Vorn Vet’s preferred method of torture was to suffocate traitors with a plastic bag, Kaing Guek Eav, alias Duch, told the Khmer Rouge tribunal yesterday.
Duch, the first criminal to be convicted by the tribunal, yesterday testified in the court’s landmark Case 002 against senior leaders Nuon Chea, Ieng Sary and Khieu Samphan.
Duch yesterday began his testimony by describing his time as prison chief of the lesser-known “Office 13”, where his superior, Vorn Vet, instructed him on torture techniques including beatings, electrocution with telephone wires and water-boarding.

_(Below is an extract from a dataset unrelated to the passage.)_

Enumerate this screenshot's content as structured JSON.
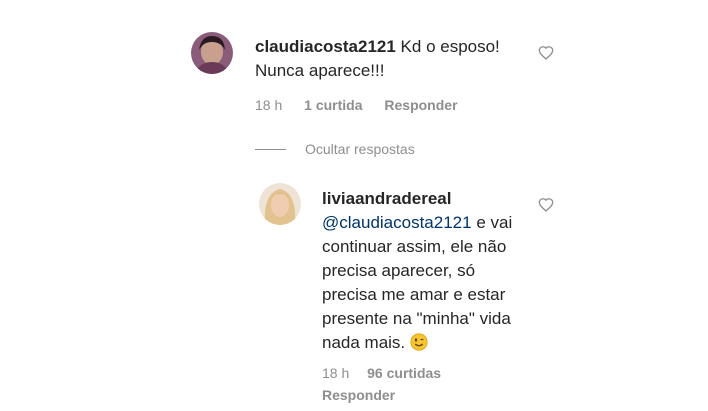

“He told me, ‘Comrade, look at their neck to see if it is shaking or vibrating’; if it was vibrating very strongly they would be considered as spies,” Duch said of his superior, who was later tortured under Duch’s watch as prison chief of S-21 and executed at the Choueng Ek killing fields.
Duch then described this policy of execution or “smashing”, as the regime called it.
“To smash means to execute – the two are interchangeable – the ultimate goal was to make the person dead,” he said.
Duch, who prosecutors describe as having a “near photographic memory”, is a key witness in the case against the three elderly defandants.
Trial Chamber judges in Case 001 found that “Brother Number 2” Nuon Chea, currently on trial, was Duch’s supervisor.
Duch was sentenced to life in prison by the tribunal on appeal in February for crimes against humanity and war crimes and was found responsible for the deaths of more than 12,000 men, women and children at the notorious S-21 torture and interrogation facility.
Duch, who was famously candid and co-operative when giving testimony in Case 001, will be questioned this week about the role of the accused in the regime that killed a quarter of Cambodia’s population.
Clair Duffy, of the Open Society Justice Initiative, said such candidness and co-operation in Case 002 may have an impact on Duch’s parole hearing, which is due in less than eight years.
“I think there’s no question that Duch is quite uniquely placed as a witness in terms of his knowledge of the inner workings of the Khmer Rouge regime,” Duffy said yesterday.
“He may be one of very few survivors of the regime with this kind of inside knowledge.”
Duch, who was due to begin testifying today, was called to the courtroom early after Nuon Chea, the regime’s chief ideologue, announced he would exercise his right to remain silent.
Judges had anticipated questioning Nuon Chea on administrative structures of the regime and his roles and responsibilities, but he reiterated a request repeatedly made by his defence lawyers that the court consider the effect of US bombs dropped on Cambodia from 1965 to 1973 and the death and destruction caused.
When judges did not specifically rule in favour of Nuon Chea’s request, he elected to remain silent.
Duch’s testimony will continue today.